Como de costume, sentou-se na mesa de seu bar favorito junto com seus amigos e olhou a seu redor para fazer uma espécie de reconhecimento de terreno. Bem a sua frente, uma duas ou três mesas depois, ele se deparou com uma mulher olhando fixamente em sua direção.

Seus olhos e seus cabelos compridos eram negros como uma noite sem lua e sem estrelas. Sua pele era branca como neve. Absurdamente bonita, tal como uma deusa nórdica. Parecia ter 30, 35 anos no máximo. Movia-se com delicadeza e classe. Falava com desenvoltura. Conversava com uma amiga, mas seus olhos estavam bem longe daquela conversa. Era algo tão contundente que era impossível de não ser notado. Os olhos dela o convidavam para chegar mais perto. Ele se sentia hipnotizado. Era praticamente impossível resistir, até porque ele não tinha intenção alguma de fugir daquela deliciosa e inesperada situação.

Era um bar cheio de pessoas bonitas e bem arrumadas, e justamente por isso ele resolveu fazer um “teste de sanidade” com um de seus amigos.

– Me faz um favor? Há uma mulher bem aqui na minha frente…

– Ela não para de olhar para você – respondeu o seu amigo, interrompendo-o.

Ele se deu conta, então, de que precisava fazer algo. Como ela estava acompanhada de uma amiga, sua aproximação tinha que ser estratégica. “Talvez quando a amiga dela for ao banheiro”, pensou. Sabia que não poderia vacilar ou hesitar. Precisava agir rapidamente. Era muito óbvio que os todos homens do bar haviam notado-a. Impossível não nota-la. Impossível.

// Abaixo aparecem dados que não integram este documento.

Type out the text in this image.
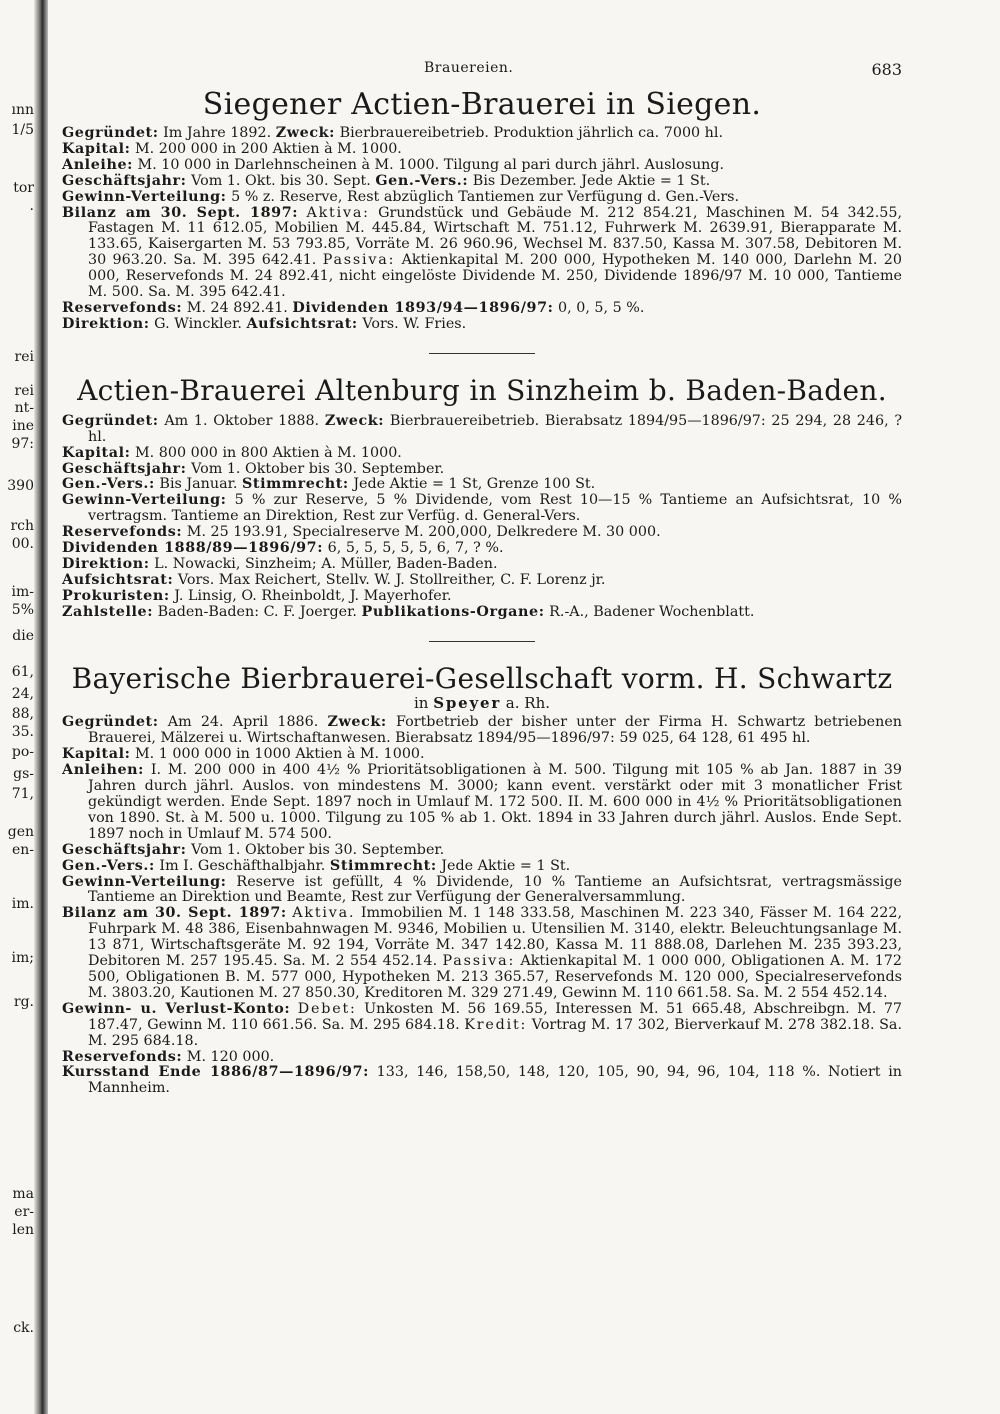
ınn
1/5
tor
.
rei
rei
nt-
ine
97:
390
rch
00.
im-
5%
die
61,
24,
88,
35.
po-
gs-
71,
gen
en-
im.
im;
rg.
ma
er-
len
ck.
Brauereien.	683
Siegener Actien-Brauerei in Siegen.

Gegründet: Im Jahre 1892. Zweck: Bierbrauereibetrieb. Produktion jährlich ca. 7000 hl.

Kapital: M. 200 000 in 200 Aktien à M. 1000.

Anleihe: M. 10 000 in Darlehnscheinen à M. 1000. Tilgung al pari durch jährl. Auslosung.

Geschäftsjahr: Vom 1. Okt. bis 30. Sept. Gen.-Vers.: Bis Dezember. Jede Aktie = 1 St.

Gewinn-Verteilung: 5 % z. Reserve, Rest abzüglich Tantiemen zur Verfügung d. Gen.-Vers.

Bilanz am 30. Sept. 1897: Aktiva: Grundstück und Gebäude M. 212 854.21, Maschinen M. 54 342.55, Fastagen M. 11 612.05, Mobilien M. 445.84, Wirtschaft M. 751.12, Fuhrwerk M. 2639.91, Bierapparate M. 133.65, Kaisergarten M. 53 793.85, Vorräte M. 26 960.96, Wechsel M. 837.50, Kassa M. 307.58, Debitoren M. 30 963.20. Sa. M. 395 642.41. Passiva: Aktienkapital M. 200 000, Hypotheken M. 140 000, Darlehn M. 20 000, Reservefonds M. 24 892.41, nicht eingelöste Dividende M. 250, Dividende 1896/97 M. 10 000, Tantieme M. 500. Sa. M. 395 642.41.

Reservefonds: M. 24 892.41. Dividenden 1893/94—1896/97: 0, 0, 5, 5 %.

Direktion: G. Winckler. Aufsichtsrat: Vors. W. Fries.

Actien-Brauerei Altenburg in Sinzheim b. Baden-Baden.

Gegründet: Am 1. Oktober 1888. Zweck: Bierbrauereibetrieb. Bierabsatz 1894/95—1896/97: 25 294, 28 246, ? hl.

Kapital: M. 800 000 in 800 Aktien à M. 1000.

Geschäftsjahr: Vom 1. Oktober bis 30. September.

Gen.-Vers.: Bis Januar. Stimmrecht: Jede Aktie = 1 St, Grenze 100 St.

Gewinn-Verteilung: 5 % zur Reserve, 5 % Dividende, vom Rest 10—15 % Tantieme an Aufsichtsrat, 10 % vertragsm. Tantieme an Direktion, Rest zur Verfüg. d. General-Vers.

Reservefonds: M. 25 193.91, Specialreserve M. 200,000, Delkredere M. 30 000.

Dividenden 1888/89—1896/97: 6, 5, 5, 5, 5, 5, 6, 7, ? %.

Direktion: L. Nowacki, Sinzheim; A. Müller, Baden-Baden.

Aufsichtsrat: Vors. Max Reichert, Stellv. W. J. Stollreither, C. F. Lorenz jr.

Prokuristen: J. Linsig, O. Rheinboldt, J. Mayerhofer.

Zahlstelle: Baden-Baden: C. F. Joerger. Publikations-Organe: R.-A., Badener Wochenblatt.

Bayerische Bierbrauerei-Gesellschaft vorm. H. Schwartz
in Speyer a. Rh.

Gegründet: Am 24. April 1886. Zweck: Fortbetrieb der bisher unter der Firma H. Schwartz betriebenen Brauerei, Mälzerei u. Wirtschaftanwesen. Bierabsatz 1894/95—1896/97: 59 025, 64 128, 61 495 hl.

Kapital: M. 1 000 000 in 1000 Aktien à M. 1000.

Anleihen: I. M. 200 000 in 400 4½ % Prioritätsobligationen à M. 500. Tilgung mit 105 % ab Jan. 1887 in 39 Jahren durch jährl. Auslos. von mindestens M. 3000; kann event. verstärkt oder mit 3 monatlicher Frist gekündigt werden. Ende Sept. 1897 noch in Umlauf M. 172 500. II. M. 600 000 in 4½ % Prioritätsobligationen von 1890. St. à M. 500 u. 1000. Tilgung zu 105 % ab 1. Okt. 1894 in 33 Jahren durch jährl. Auslos. Ende Sept. 1897 noch in Umlauf M. 574 500.

Geschäftsjahr: Vom 1. Oktober bis 30. September.

Gen.-Vers.: Im I. Geschäfthalbjahr. Stimmrecht: Jede Aktie = 1 St.

Gewinn-Verteilung: Reserve ist gefüllt, 4 % Dividende, 10 % Tantieme an Aufsichtsrat, vertragsmässige Tantieme an Direktion und Beamte, Rest zur Verfügung der Generalversammlung.

Bilanz am 30. Sept. 1897: Aktiva. Immobilien M. 1 148 333.58, Maschinen M. 223 340, Fässer M. 164 222, Fuhrpark M. 48 386, Eisenbahnwagen M. 9346, Mobilien u. Utensilien M. 3140, elektr. Beleuchtungsanlage M. 13 871, Wirtschaftsgeräte M. 92 194, Vorräte M. 347 142.80, Kassa M. 11 888.08, Darlehen M. 235 393.23, Debitoren M. 257 195.45. Sa. M. 2 554 452.14. Passiva: Aktienkapital M. 1 000 000, Obligationen A. M. 172 500, Obligationen B. M. 577 000, Hypotheken M. 213 365.57, Reservefonds M. 120 000, Specialreservefonds M. 3803.20, Kautionen M. 27 850.30, Kreditoren M. 329 271.49, Gewinn M. 110 661.58. Sa. M. 2 554 452.14.

Gewinn- u. Verlust-Konto: Debet: Unkosten M. 56 169.55, Interessen M. 51 665.48, Abschreibgn. M. 77 187.47, Gewinn M. 110 661.56. Sa. M. 295 684.18. Kredit: Vortrag M. 17 302, Bierverkauf M. 278 382.18. Sa. M. 295 684.18.

Reservefonds: M. 120 000.

Kursstand Ende 1886/87—1896/97: 133, 146, 158,50, 148, 120, 105, 90, 94, 96, 104, 118 %. Notiert in Mannheim.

E assim foi. Quando a amiga se levantou presumidamente para ir ao banheiro, ele imediatamente se levantou também. Sua missão era clara. Ele precisava se apresentar e entender o que estava acontecendo. Foi em direção à mesa e no momento em que iria falar com ela, a amiga retornou. “Esqueci meu celular!”, disse ela. Ele pensou em passar direto. Não deu tempo. Antes que ele pudesse desviar sua rota, a mulher o segurou pelo antebraço delicadamente e olhou bem no fundo de seus olhos.

– Não vai se apresentar? – o coração dele disparou. Por alguns instantes, sentiu como se tivesse esquecido o próprio nome.

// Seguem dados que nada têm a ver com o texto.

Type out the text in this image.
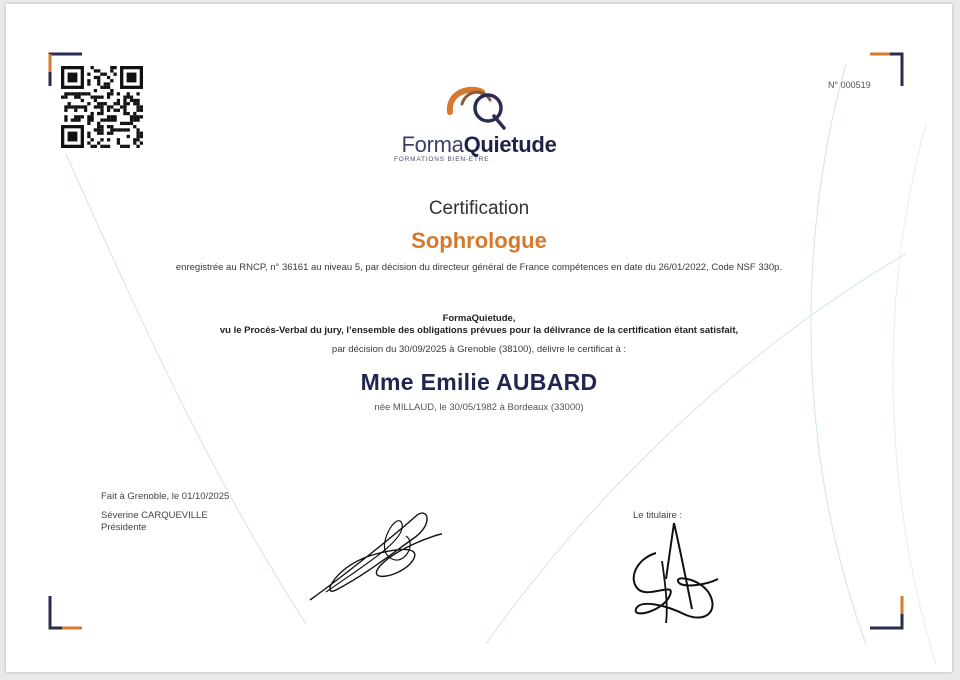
N° 000519
FormaQuietude
FORMATIONS BIEN-ETRE
Certification
Sophrologue
enregistrée au RNCP, n° 36161 au niveau 5, par décision du directeur général de France compétences en date du 26/01/2022, Code NSF 330p.
FormaQuietude,
vu le Procès-Verbal du jury, l’ensemble des obligations prévues pour la délivrance de la certification étant satisfait,
par décision du 30/09/2025 à Grenoble (38100), délivre le certificat à :
Mme Emilie AUBARD
née MILLAUD, le 30/05/1982 à Bordeaux (33000)
Fait à Grenoble, le 01/10/2025
Séverine CARQUEVILLE
Présidente
Le titulaire :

– Seu nome é… – ela insistiu. E ele fez o que sabia fazer de melhor: sorriu de volta.

– Antes de eu dizer meu nome, me ajuda com uma coisa? É impressão minha ou você estava olhando na minha direção desde que cheguei aqui?

– Eu sei o seu nome. Não precisa me dizer – sua voz era doce e suave, talvez mais hipnótica ainda que seu olhar – E sim, eu estou olhando para você desde que chegou aqui. Você não se lembra de mim?

Ele reparou bem na fisionomia dela e não se lembrou de nada. “Como eu posso não me lembrar de uma mulher bonita como essa? Ela deve estar brincando comigo. Só pode!”

– Vou ser muito sincero… Eu não lembro. Tem certeza que sou eu? Não sou de me esquecer de uma fisionomia, ainda mais de uma mulher tão bonita quanto você…

– Eu entendo… Você estava acompanhado no dia – ela disse sorrindo.

– Que dia? – ele estava começando a ficar angustiado.

– Eu estava sentada em um bar com um amiga… Falando nisso, deixa eu te apresentar essa minha amiga.

A amiga dela estava voltando. Deu um oi meio sem graça e disse que estava indo embora. Chamou-a para ir embora com ela.

– Vou ficar – disse ela olhando fixamente nos olhos dele.

Elas se despediram e a conversa recomeçou.

– Eu estava sentada em um bar com uma amiga. Não era essa. Era outra. Isso faz uns 3 ou 4 anos, eu acho. Veio até a nossa mesa um morador de rua perguntar se tínhamos algo para dar para ele e fomos interrompidas pela dona do bar, que pediu para ele se afastar. Depois, ela veio até a nossa mesa e disse que não podia dar muita ideia para esse pessoal, porque eram ladrões disfarçados. E foi aí que você disse…

– “Não é porque ele é morador de rua que é ladrão”! E depois, ofereci algo para ele comer e disse para ele se sentar no bar.

– Então, você se lembra?

– É claro que eu lembro! Mas foi isso que fez você reparar em mim? – ele perguntou meio desconfiado.

– Sim! Exatamente isso. Havia um monte de gente no bar. Ninguém falou nada. Nem eu mesma. E você fez questão de se manifestar. Isso me deixou encantada… Achei uma atitude muito masculina… Forte! Coisa rara de se ver nesse dias – os olhos dela brilhavam mais do que nunca. Eram verdadeiros ímãs.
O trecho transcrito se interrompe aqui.